Beaucoup s’y sont essayé, peu sont arrivés au bout des 130 croix et calvaires que compte le territoire plouguernéen. C’est avec beaucoup de persévérance qu’Eugène Guiriec, curé à Plouguerneau, a élaboré un inventaire exhaustif de ce patrimoine et avant lui Yves-Pascal Castel.

C’est tout naturellement que la source de ce travail est devenue le précieux « Répertoire des croix et des calvaires de Plouguerneau ». Ce répertoire a vu le jour en 1981, soit un an après l’année du patrimoine, comme le précise Eugène Guiriec: « L’année 1980, est à l’origine de ce travail qui ne voit le jour qu’un an après, et encore grâce à de nombreuses collaborations, à qui je m’empresse d’adresser un chaleureux merci. »

Le calvaire du Grouaneg

Les décennies ont passées et après le travail de cet homme passionné, Plouguerneau d’hier et d’aujourd’hui a l’ambition d’établir un nouvel état des lieux des croix et calvaires de Plouguerneau.

Il est cependant à noter que l’évolution des temps propose un autre défi. Des croix ou calvaires ont peut-être disparu à tout jamais ou ont été déplacés. Délice des temps, certaines croix sont réapparues; la croix de Kerneac’h an Traon, celle de Treiz Koz (un article lui est consacré).

Le véritable pari est de proposer un nouvel inventaire. Celui-ci ne pourra être exhaustif. Comme se plaisait à le faire remarquer Eugène Guiriec, « ce qui est vrai aujourd’hui, ne l’était pas nécessairement hier« , alors il y a cinquante ans ! Et qu’en sera-t-il dans trente ans ?…

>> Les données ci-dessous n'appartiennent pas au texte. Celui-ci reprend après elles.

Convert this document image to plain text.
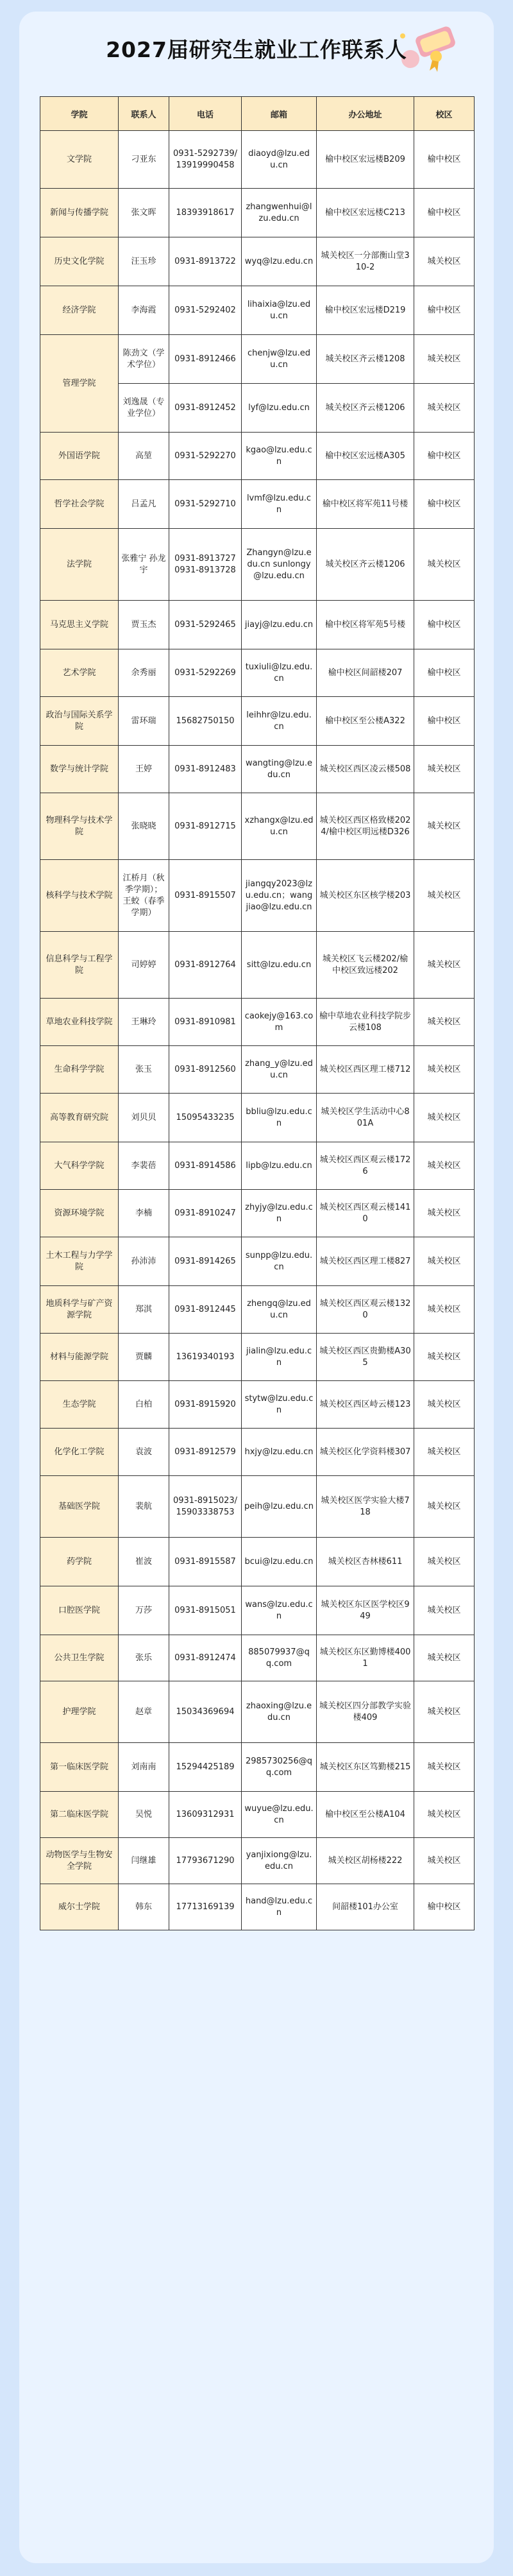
2027届研究生就业工作联系人
学院	联系人	电话	邮箱	办公地址	校区
文学院	刁亚东	0931-5292739/13919990458	diaoyd@lzu.edu.cn	榆中校区宏远楼B209	榆中校区
新闻与传播学院	张文晖	18393918617	zhangwenhui@lzu.edu.cn	榆中校区宏远楼C213	榆中校区
历史文化学院	汪玉珍	0931-8913722	wyq@lzu.edu.cn	城关校区一分部衡山堂310-2	城关校区
经济学院	李海霞	0931-5292402	lihaixia@lzu.edu.cn	榆中校区宏远楼D219	榆中校区
管理学院	陈劲文（学术学位）	0931-8912466	chenjw@lzu.edu.cn	城关校区齐云楼1208	城关校区
	刘逸晟（专业学位）	0931-8912452	lyf@lzu.edu.cn	城关校区齐云楼1206	城关校区
外国语学院	高堃	0931-5292270	kgao@lzu.edu.cn	榆中校区宏远楼A305	榆中校区
哲学社会学院	吕孟凡	0931-5292710	lvmf@lzu.edu.cn	榆中校区将军苑11号楼	榆中校区
法学院	张雅宁 孙龙宇	0931-8913727 0931-8913728	Zhangyn@lzu.edu.cn sunlongy@lzu.edu.cn	城关校区齐云楼1206	城关校区
马克思主义学院	贾玉杰	0931-5292465	jiayj@lzu.edu.cn	榆中校区将军苑5号楼	榆中校区
艺术学院	余秀丽	0931-5292269	tuxiuli@lzu.edu.cn	榆中校区间韶楼207	榆中校区
政治与国际关系学院	雷环瑞	15682750150	leihhr@lzu.edu.cn	榆中校区至公楼A322	榆中校区
数学与统计学院	王婷	0931-8912483	wangting@lzu.edu.cn	城关校区西区凌云楼508	城关校区
物理科学与技术学院	张晓晓	0931-8912715	xzhangx@lzu.edu.cn	城关校区西区格致楼2024/榆中校区明远楼D326	城关校区
核科学与技术学院	江桥月（秋季学期）；王蛟（春季学期）	0931-8915507	jiangqy2023@lzu.edu.cn；wangjiao@lzu.edu.cn	城关校区东区核学楼203	城关校区
信息科学与工程学院	司婷婷	0931-8912764	sitt@lzu.edu.cn	城关校区飞云楼202/榆中校区致远楼202	城关校区
草地农业科技学院	王琳玲	0931-8910981	caokejy@163.com	榆中草地农业科技学院步云楼108	城关校区
生命科学学院	张玉	0931-8912560	zhang_y@lzu.edu.cn	城关校区西区理工楼712	城关校区
高等教育研究院	刘贝贝	15095433235	bbliu@lzu.edu.cn	城关校区学生活动中心801A	城关校区
大气科学学院	李裴蓓	0931-8914586	lipb@lzu.edu.cn	城关校区西区观云楼1726	城关校区
资源环境学院	李楠	0931-8910247	zhyjy@lzu.edu.cn	城关校区西区观云楼1410	城关校区
土木工程与力学学院	孙沛沛	0931-8914265	sunpp@lzu.edu.cn	城关校区西区理工楼827	城关校区
地质科学与矿产资源学院	郑淇	0931-8912445	zhengq@lzu.edu.cn	城关校区西区观云楼1320	城关校区
材料与能源学院	贾麟	13619340193	jialin@lzu.edu.cn	城关校区西区贵勤楼A305	城关校区
生态学院	白柏	0931-8915920	stytw@lzu.edu.cn	城关校区西区峙云楼123	城关校区
化学化工学院	袁波	0931-8912579	hxjy@lzu.edu.cn	城关校区化学资料楼307	城关校区
基础医学院	裴航	0931-8915023/15903338753	peih@lzu.edu.cn	城关校区医学实验大楼718	城关校区
药学院	崔波	0931-8915587	bcui@lzu.edu.cn	城关校区杏林楼611	城关校区
口腔医学院	万莎	0931-8915051	wans@lzu.edu.cn	城关校区东区医学校区949	城关校区
公共卫生学院	张乐	0931-8912474	885079937@qq.com	城关校区东区勤博楼4001	城关校区
护理学院	赵章	15034369694	zhaoxing@lzu.edu.cn	城关校区四分部教学实验楼409	城关校区
第一临床医学院	刘南南	15294425189	2985730256@qq.com	城关校区东区笃勤楼215	城关校区
第二临床医学院	吴悦	13609312931	wuyue@lzu.edu.cn	榆中校区至公楼A104	城关校区
动物医学与生物安全学院	闫继雄	17793671290	yanjixiong@lzu.edu.cn	城关校区胡杨楼222	城关校区
威尔士学院	韩东	17713169139	hand@lzu.edu.cn	间韶楼101办公室	榆中校区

Les croix sont classées par lieux-dits ou hameaux. Pour chacune d’entre elles, il est proposé une notice avec une photo, un point GPS et une brève explication lorsque cela est possible.
Le nom de la croix est suivi de deux références. La première, « EGU » est celle qu’Eugène Guiriec donne dans son ouvrage « Répertoire des Croix et Calvaires de Plouguerneau ». La seconde, « YPC » appartient à Yves-Pascal Castel faisant référence à son « Atlas des croix et calvaires du Finistère ».

En janvier 2026 : 128 croix apparaissent dans notre inventaire (131 pour Eugène Guiriec).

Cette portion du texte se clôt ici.